Kommentar von Dennis Riehle

Ich bin ein kollegialer Mensch. Schon im Beruf sagte man mir nach, mich gegenüber meinesgleichen stets fair verhalten zu haben. Und obwohl es vor meinem gesundheitsbedingten Ausscheiden aus dem Job bereits eindeutige Tendenzen gab, dass sich die gesamte Branche noch weiter nach links bewegt, als sie es ohnehin schon seit Anbeginn der Zeit unter Beweis stellte, hatte ich mich mit Kritik an der Arbeit von Dritten auch aus Gründen der Solidarität und des Zusammenhalts zurückgehalten. Doch heute gibt es für mich keinen Grund mehr, ein Blatt vor den Mund zu nehmen. Schließlich fehlt es unserer Zunft an einer distanzierten und skeptischen Instanz, die Fehler und Versagen offenlegt. Und so verwundert es mich nicht nur, welche Sorgfaltspflichten von zahlreichen Presseschaffenden ohne allzu große Not verletzt werden. Erleichtert bin ich gleichzeitig ein Stück weit darüber, dass sich die Krise der Medien nicht nur auf Deutschland erstreckt. Denn auch bei den österreichischen Nachbarn scheint es die Ambition zu geben, Journalismus mit Propagandismus zu vermischen. Da muss die Redaktion von „Der Standard“ Statistiken aus dem Jahr 2018 bemühen, um nach dem Sieg der FPÖ bei den Nationalratswahlen in der typisch investigativen Manier allein deshalb eine skandalöse Anrüchigkeit zu wittern, weil Spitzenkandidat Herbert Kickl unter anderem mit der Identitären Bewegung in Kontakt zu sein scheint.

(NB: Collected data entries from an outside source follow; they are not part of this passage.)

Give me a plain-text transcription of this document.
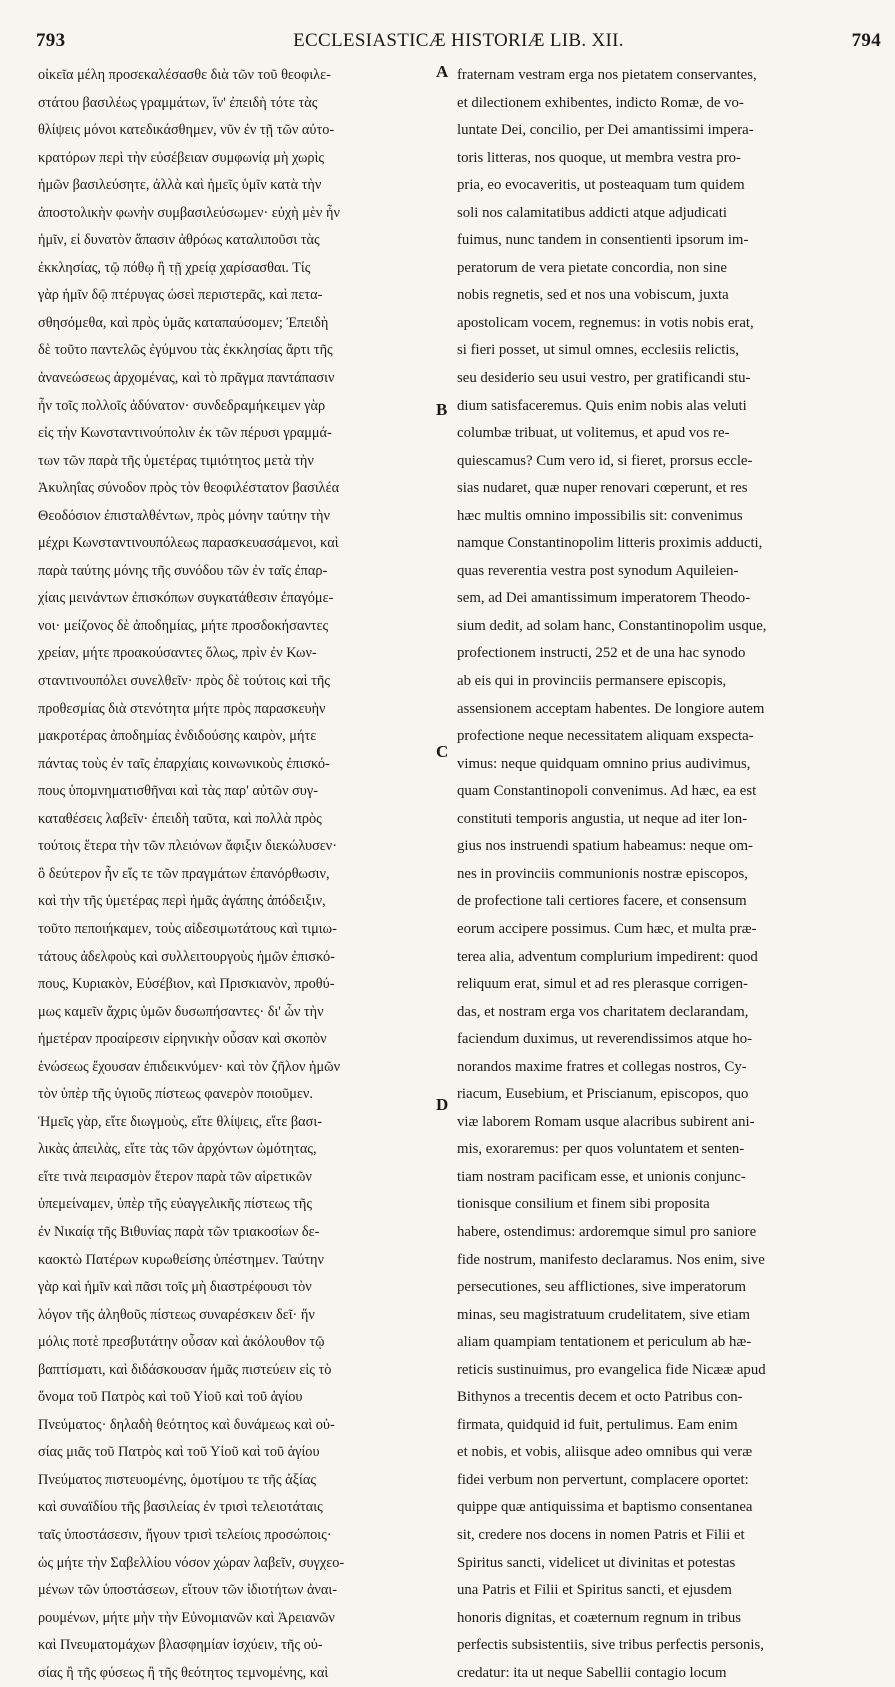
793	ECCLESIASTICÆ HISTORIÆ LIB. XII.	794
οἰκεῖα μέλη προσεκαλέσασθε διὰ τῶν τοῦ θεοφιλε-
στάτου βασιλέως γραμμάτων, ἵν' ἐπειδὴ τότε τὰς
θλίψεις μόνοι κατεδικάσθημεν, νῦν ἐν τῇ τῶν αὐτο-
κρατόρων περὶ τὴν εὐσέβειαν συμφωνίᾳ μὴ χωρὶς
ἡμῶν βασιλεύσητε, ἀλλὰ καὶ ἡμεῖς ὑμῖν κατὰ τὴν
ἀποστολικὴν φωνὴν συμβασιλεύσωμεν· εὐχὴ μὲν ἦν
ἡμῖν, εἰ δυνατὸν ἅπασιν ἀθρόως καταλιποῦσι τὰς
ἐκκλησίας, τῷ πόθῳ ἢ τῇ χρείᾳ χαρίσασθαι. Τίς
γὰρ ἡμῖν δῷ πτέρυγας ὡσεὶ περιστερᾶς, καὶ πετα-
σθησόμεθα, καὶ πρὸς ὑμᾶς καταπαύσομεν; Ἐπειδὴ
δὲ τοῦτο παντελῶς ἐγύμνου τὰς ἐκκλησίας ἄρτι τῆς
ἀνανεώσεως ἀρχομένας, καὶ τὸ πρᾶγμα παντάπασιν
ἦν τοῖς πολλοῖς ἀδύνατον· συνδεδραμήκειμεν γὰρ
εἰς τὴν Κωνσταντινούπολιν ἐκ τῶν πέρυσι γραμμά-
των τῶν παρὰ τῆς ὑμετέρας τιμιότητος μετὰ τὴν
Ἀκυληΐας σύνοδον πρὸς τὸν θεοφιλέστατον βασιλέα
Θεοδόσιον ἐπισταλθέντων, πρὸς μόνην ταύτην τὴν
μέχρι Κωνσταντινουπόλεως παρασκευασάμενοι, καὶ
παρὰ ταύτης μόνης τῆς συνόδου τῶν ἐν ταῖς ἐπαρ-
χίαις μεινάντων ἐπισκόπων συγκατάθεσιν ἐπαγόμε-
νοι· μείζονος δὲ ἀποδημίας, μήτε προσδοκήσαντες
χρείαν, μήτε προακούσαντες ὅλως, πρὶν ἐν Κων-
σταντινουπόλει συνελθεῖν· πρὸς δὲ τούτοις καὶ τῆς
προθεσμίας διὰ στενότητα μήτε πρὸς παρασκευὴν
μακροτέρας ἀποδημίας ἐνδιδούσης καιρὸν, μήτε
πάντας τοὺς ἐν ταῖς ἐπαρχίαις κοινωνικοὺς ἐπισκό-
πους ὑπομνηματισθῆναι καὶ τὰς παρ' αὐτῶν συγ-
καταθέσεις λαβεῖν· ἐπειδὴ ταῦτα, καὶ πολλὰ πρὸς
τούτοις ἕτερα τὴν τῶν πλειόνων ἄφιξιν διεκώλυσεν·
ὃ δεύτερον ἦν εἴς τε τῶν πραγμάτων ἐπανόρθωσιν,
καὶ τὴν τῆς ὑμετέρας περὶ ἡμᾶς ἀγάπης ἀπόδειξιν,
τοῦτο πεποιήκαμεν, τοὺς αἰδεσιμωτάτους καὶ τιμιω-
τάτους ἀδελφοὺς καὶ συλλειτουργοὺς ἡμῶν ἐπισκό-
πους, Κυριακὸν, Εὐσέβιον, καὶ Πρισκιανὸν, προθύ-
μως καμεῖν ἄχρις ὑμῶν δυσωπήσαντες· δι' ὧν τὴν
ἡμετέραν προαίρεσιν εἰρηνικὴν οὖσαν καὶ σκοπὸν
ἑνώσεως ἔχουσαν ἐπιδεικνύμεν· καὶ τὸν ζῆλον ἡμῶν
τὸν ὑπὲρ τῆς ὑγιοῦς πίστεως φανερὸν ποιοῦμεν.
Ἡμεῖς γὰρ, εἴτε διωγμοὺς, εἴτε θλίψεις, εἴτε βασι-
λικὰς ἀπειλὰς, εἴτε τὰς τῶν ἀρχόντων ὠμότητας,
εἴτε τινὰ πειρασμὸν ἕτερον παρὰ τῶν αἱρετικῶν
ὑπεμείναμεν, ὑπὲρ τῆς εὐαγγελικῆς πίστεως τῆς
ἐν Νικαίᾳ τῆς Βιθυνίας παρὰ τῶν τριακοσίων δε-
καοκτὼ Πατέρων κυρωθείσης ὑπέστημεν. Ταύτην
γὰρ καὶ ἡμῖν καὶ πᾶσι τοῖς μὴ διαστρέφουσι τὸν
λόγον τῆς ἀληθοῦς πίστεως συναρέσκειν δεῖ· ἥν
μόλις ποτὲ πρεσβυτάτην οὖσαν καὶ ἀκόλουθον τῷ
βαπτίσματι, καὶ διδάσκουσαν ἡμᾶς πιστεύειν εἰς τὸ
ὄνομα τοῦ Πατρὸς καὶ τοῦ Υἱοῦ καὶ τοῦ ἁγίου
Πνεύματος· δηλαδὴ θεότητος καὶ δυνάμεως καὶ οὐ-
σίας μιᾶς τοῦ Πατρὸς καὶ τοῦ Υἱοῦ καὶ τοῦ ἁγίου
Πνεύματος πιστευομένης, ὁμοτίμου τε τῆς ἀξίας
καὶ συναϊδίου τῆς βασιλείας ἐν τρισὶ τελειοτάταις
ταῖς ὑποστάσεσιν, ἤγουν τρισὶ τελείοις προσώποις·
ὡς μήτε τὴν Σαβελλίου νόσον χώραν λαβεῖν, συγχεο-
μένων τῶν ὑποστάσεων, εἴτουν τῶν ἰδιοτήτων ἀναι-
ρουμένων, μήτε μὴν τὴν Εὐνομιανῶν καὶ Ἀρειανῶν
καὶ Πνευματομάχων βλασφημίαν ἰσχύειν, τῆς οὐ-
σίας ἢ τῆς φύσεως ἢ τῆς θεότητος τεμνομένης, καὶ
A
B
C
D
fraternam vestram erga nos pietatem conservantes,
et dilectionem exhibentes, indicto Romæ, de vo-
luntate Dei, concilio, per Dei amantissimi impera-
toris litteras, nos quoque, ut membra vestra pro-
pria, eo evocaveritis, ut posteaquam tum quidem
soli nos calamitatibus addicti atque adjudicati
fuimus, nunc tandem in consentienti ipsorum im-
peratorum de vera pietate concordia, non sine
nobis regnetis, sed et nos una vobiscum, juxta
apostolicam vocem, regnemus: in votis nobis erat,
si fieri posset, ut simul omnes, ecclesiis relictis,
seu desiderio seu usui vestro, per gratificandi stu-
dium satisfaceremus. Quis enim nobis alas veluti
columbæ tribuat, ut volitemus, et apud vos re-
quiescamus? Cum vero id, si fieret, prorsus eccle-
sias nudaret, quæ nuper renovari cœperunt, et res
hæc multis omnino impossibilis sit: convenimus
namque Constantinopolim litteris proximis adducti,
quas reverentia vestra post synodum Aquileien-
sem, ad Dei amantissimum imperatorem Theodo-
sium dedit, ad solam hanc, Constantinopolim usque,
profectionem instructi, 252 et de una hac synodo
ab eis qui in provinciis permansere episcopis,
assensionem acceptam habentes. De longiore autem
profectione neque necessitatem aliquam exspecta-
vimus: neque quidquam omnino prius audivimus,
quam Constantinopoli convenimus. Ad hæc, ea est
constituti temporis angustia, ut neque ad iter lon-
gius nos instruendi spatium habeamus: neque om-
nes in provinciis communionis nostræ episcopos,
de profectione tali certiores facere, et consensum
eorum accipere possimus. Cum hæc, et multa præ-
terea alia, adventum complurium impedirent: quod
reliquum erat, simul et ad res plerasque corrigen-
das, et nostram erga vos charitatem declarandam,
faciendum duximus, ut reverendissimos atque ho-
norandos maxime fratres et collegas nostros, Cy-
riacum, Eusebium, et Priscianum, episcopos, quo
viæ laborem Romam usque alacribus subirent ani-
mis, exoraremus: per quos voluntatem et senten-
tiam nostram pacificam esse, et unionis conjunc-
tionisque consilium et finem sibi proposita
habere, ostendimus: ardoremque simul pro saniore
fide nostrum, manifesto declaramus. Nos enim, sive
persecutiones, seu afflictiones, sive imperatorum
minas, seu magistratuum crudelitatem, sive etiam
aliam quampiam tentationem et periculum ab hæ-
reticis sustinuimus, pro evangelica fide Nicææ apud
Bithynos a trecentis decem et octo Patribus con-
firmata, quidquid id fuit, pertulimus. Eam enim
et nobis, et vobis, aliisque adeo omnibus qui veræ
fidei verbum non pervertunt, complacere oportet:
quippe quæ antiquissima et baptismo consentanea
sit, credere nos docens in nomen Patris et Filii et
Spiritus sancti, videlicet ut divinitas et potestas
una Patris et Filii et Spiritus sancti, et ejusdem
honoris dignitas, et coæternum regnum in tribus
perfectis subsistentiis, sive tribus perfectis personis,
credatur: ita ut neque Sabellii contagio locum
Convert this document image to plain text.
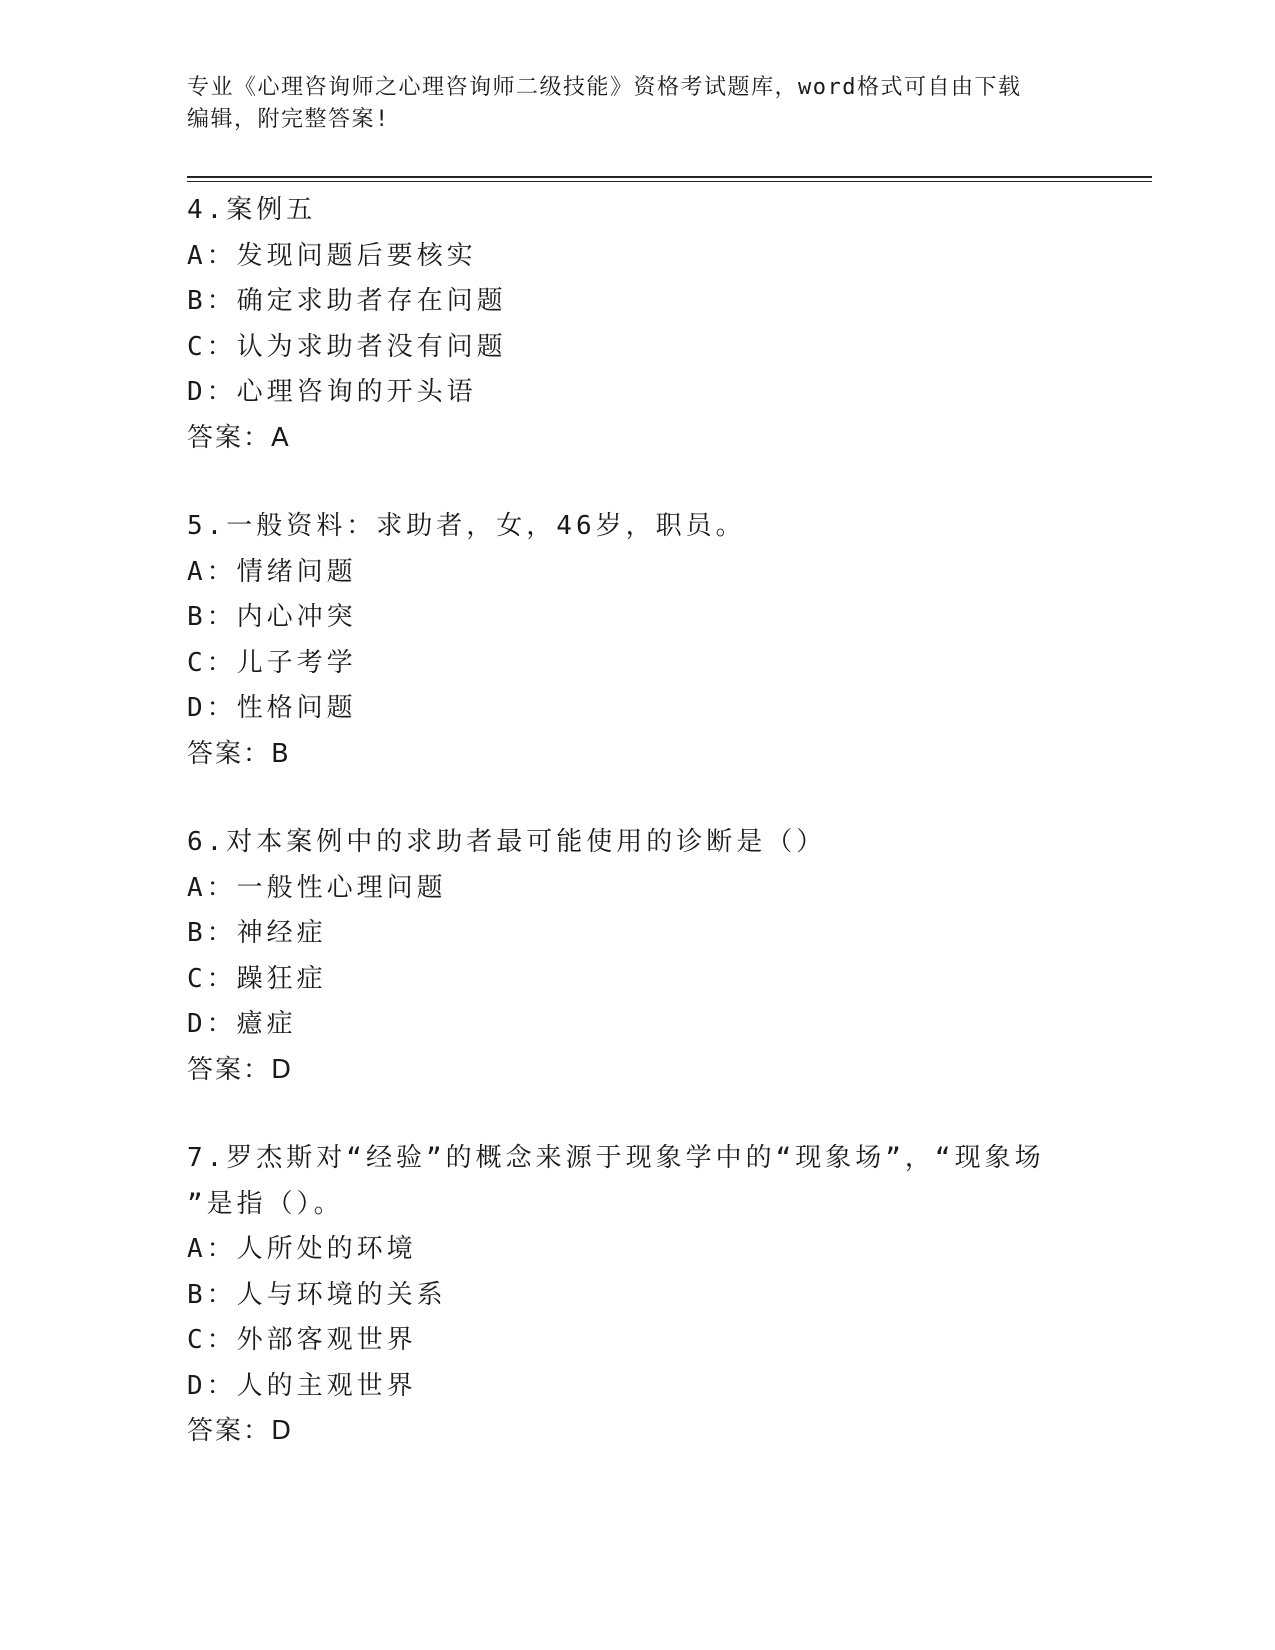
专业《心理咨询师之心理咨询师二级技能》资格考试题库，word格式可自由下载
编辑，附完整答案!
4.案例五
A：发现问题后要核实
B：确定求助者存在问题
C：认为求助者没有问题
D：心理咨询的开头语
答案：A
5.一般资料：求助者，女，46岁，职员。
A：情绪问题
B：内心冲突
C：儿子考学
D：性格问题
答案：B
6.对本案例中的求助者最可能使用的诊断是（）
A：一般性心理问题
B：神经症
C：躁狂症
D：癔症
答案：D
7.罗杰斯对“经验”的概念来源于现象学中的“现象场”，“现象场
”是指（）。
A：人所处的环境
B：人与环境的关系
C：外部客观世界
D：人的主观世界
答案：D
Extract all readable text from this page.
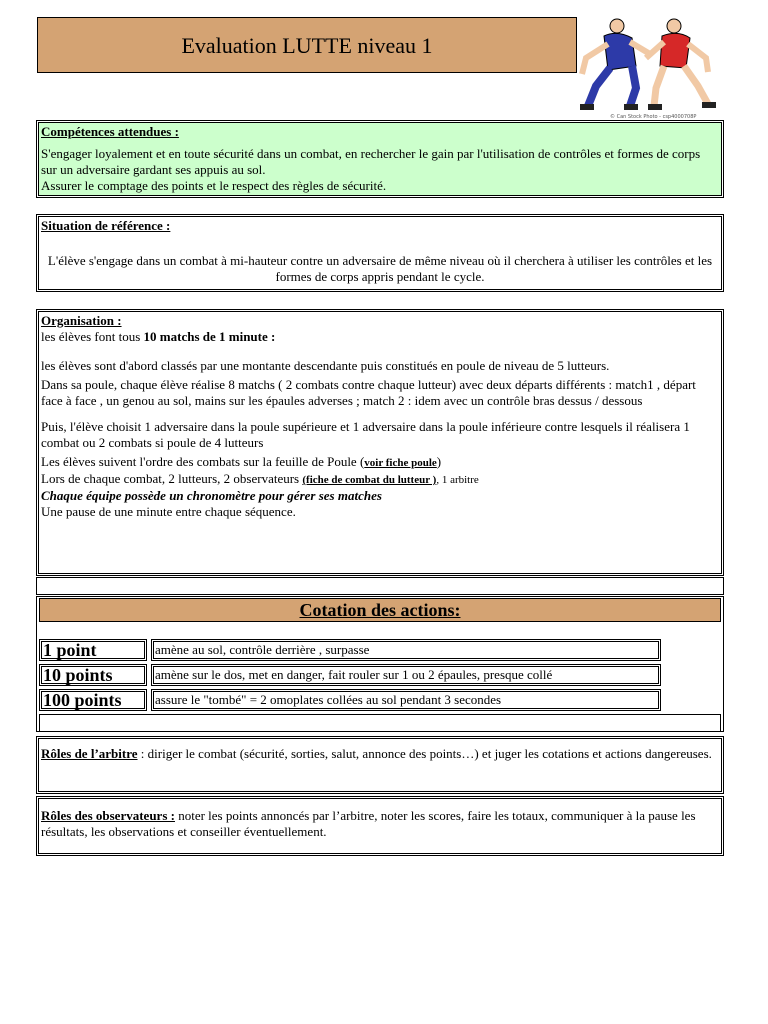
Evaluation LUTTE niveau 1
© Can Stock Photo - csp4000708P
Compétences attendues :

S'engager loyalement et en toute sécurité dans un combat, en rechercher le gain par l'utilisation de contrôles et formes de corps sur un adversaire gardant ses appuis au sol.

Assurer le comptage des points et le respect des règles de sécurité.

Situation de référence :

L'élève s'engage dans un combat à mi-hauteur contre un adversaire de même niveau où il cherchera à utiliser les contrôles et les formes de corps appris pendant le cycle.

Organisation :

les élèves font tous 10 matchs de 1 minute :

les élèves sont d'abord classés par une montante descendante puis constitués en poule de niveau de 5 lutteurs.

Dans sa poule, chaque élève réalise 8 matchs ( 2 combats contre chaque lutteur) avec deux départs différents : match1 , départ face à face , un genou au sol, mains sur les épaules adverses ; match 2 : idem avec un contrôle bras dessus / dessous

Puis, l'élève choisit 1 adversaire dans la poule supérieure et 1 adversaire dans la poule inférieure contre lesquels il réalisera 1 combat ou 2 combats si poule de 4 lutteurs

Les élèves suivent l'ordre des combats sur la feuille de Poule (voir fiche poule)

Lors de chaque combat, 2 lutteurs, 2 observateurs (fiche de combat du lutteur ), 1 arbitre

Chaque équipe possède un chronomètre pour gérer ses matches

Une pause de une minute entre chaque séquence.

Cotation des actions:
1 point	amène au sol, contrôle derrière , surpasse
10 points	amène sur le dos, met en danger, fait rouler sur 1 ou 2 épaules, presque collé
100 points	assure le "tombé" = 2 omoplates collées au sol pendant 3 secondes

Rôles de l’arbitre : diriger le combat (sécurité, sorties, salut, annonce des points…) et juger les cotations et actions dangereuses.

Rôles des observateurs : noter les points annoncés par l’arbitre, noter les scores, faire les totaux, communiquer à la pause les résultats, les observations et conseiller éventuellement.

Es tun sich gewisse Parallelitäten zum publizistischen Umgang mit der AfD bei uns auf, wenn man einigermaßen unspektakuläre Gegebenheiten zu einer Schlagzeile aufbläht, die bei einer nüchternen Betrachtung nur bedingt Grund zur Empörung liefern. Tatsächlich muss das Gesetz erst geschrieben werden, in dem wir lesen können, dass Verbindungen zwischen einer Partei und Vorfeldorganisationen verboten sind. Bedenkt man allein in der Bundesrepublik die große Nähe zwischen der Regierung und antifaschistischen Vertretern, so bleibt auch hierzulande der Aufschrei ziemlich übersichtlich. Auch die Tatsache, dass sich die SPD mit radikalen Vertretern des Islam trifft, war zumindest dem öffentlich-rechtlichen Rundfunk bislang keine Silbe wert. Und so bleibt in Wien die mittlerweile vor sozialistischen Ideen nur so triefende Schar um den Genossen Babler ebenfalls einigermaßen unbeschattet – während sich der ORF in regelmäßiger Entrüstung zu ähnlichen Vergleichen in die Vergangenheit bemüht, wie das auch ZDF oder „Süddeutsche Zeitung“ bisweilen tun. Was ist also dran an den Vorwürfen, dass die Blauen diesseits wie jenseits des Arlbergs in einer verächtlichen Moral den Austausch mit stringent denkenden Patrioten suchen?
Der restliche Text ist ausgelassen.